Never done it before?  One of the easiest things you can do is a loin, so you're in luck.  Not trying to talk you out of the mustard bath, but when I've try something new, I want the bare bones basics so I can taste it in its most banal form, then go nuts from there.  Fat cap up, this cut should be cooked hotter and faster than others, due to how lean it is throughout.  290ish cook temp, with an internal temp of 145ish is done:  pull and let rest, and it will run up to where it needs to be.  Not a fan of wrapping, as I don't like a mushy exterior.  You can flash over the flame for a couple of minutes once you've got it to temp to crisp up slightly.  Weight certainly plays into time on:  are you doing a full or half?  Half should be under 3 hours, if you're trying to gauge grill to slice, but cook to temp instead of time.  Use this as a ballpark to back into dinnertime for your guests.   If full, you may want to halve, and do one nearly naked (SPOG) and the other with the mustard and rub.  Good luck, hope it goes well for you.


----------



## SmokinAl (Mar 4, 2017)

The main thing with a pork loin is to not overcook it.

I pull mine at 138-140 & with a 20-30 minute rest they come up to 145.

Here is one I did not too long ago.

http://www.smokingmeatforums.com/t/244199/pork-loin-tender-juicy-steps-q-view

Hope this helps.

Al


----------



## sportsbeerfood (Mar 4, 2017)

It weighs 4.5lbs.. how long and what temp?


----------



## jake0531 (Mar 4, 2017)

The time depends on a number of variants, some you can and some you can't control.

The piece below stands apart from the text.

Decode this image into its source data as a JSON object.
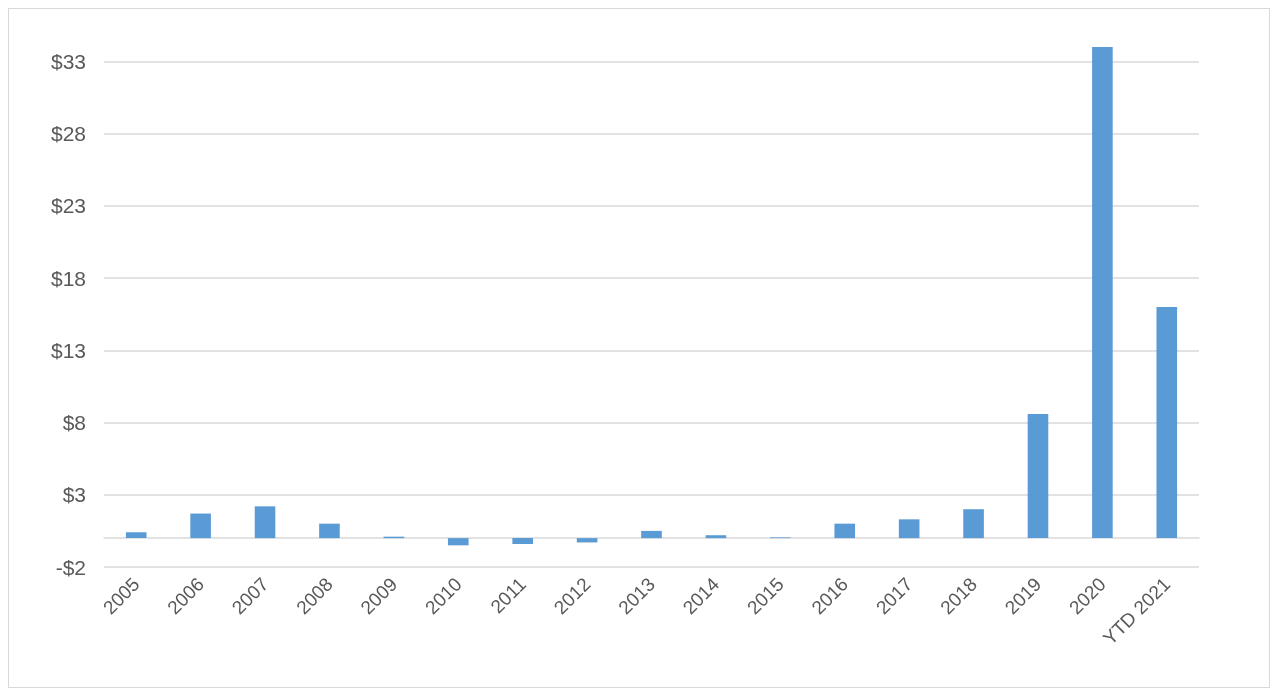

You could hit a stall, weather conditions and such that could affect the temperature you have set and alter it in the CC. I'm doing a pork loin today as well but I have a stick burner. I'll be doing mine at about 225-250. I'm also doing some beef short ribs at the same time. Like @smokingal said, when it hits 140-145 pull it and let it rest about a half hour and enjoy!


----------



## sportsbeerfood (Mar 5, 2017)

20170304_155038.jpg



__ sportsbeerfood
__ Mar 5, 2017


----------



## sportsbeerfood (Mar 5, 2017)

20170304_175408.jpg



__ sportsbeerfood
__ Mar 5, 2017


----------



## GaryHibbert (Mar 5, 2017)

Sure looks like your loin turned out great.

I generally use my usual pork rub (I don't use mustard--just apply the rub  directly to the meat) and cook mine at 240* and like said pull it at about 140 IT and let rest for about 20 minutes.

Now that you have a loin under your belt, you should take it to the next level and try a stuffed loin.

Gary


----------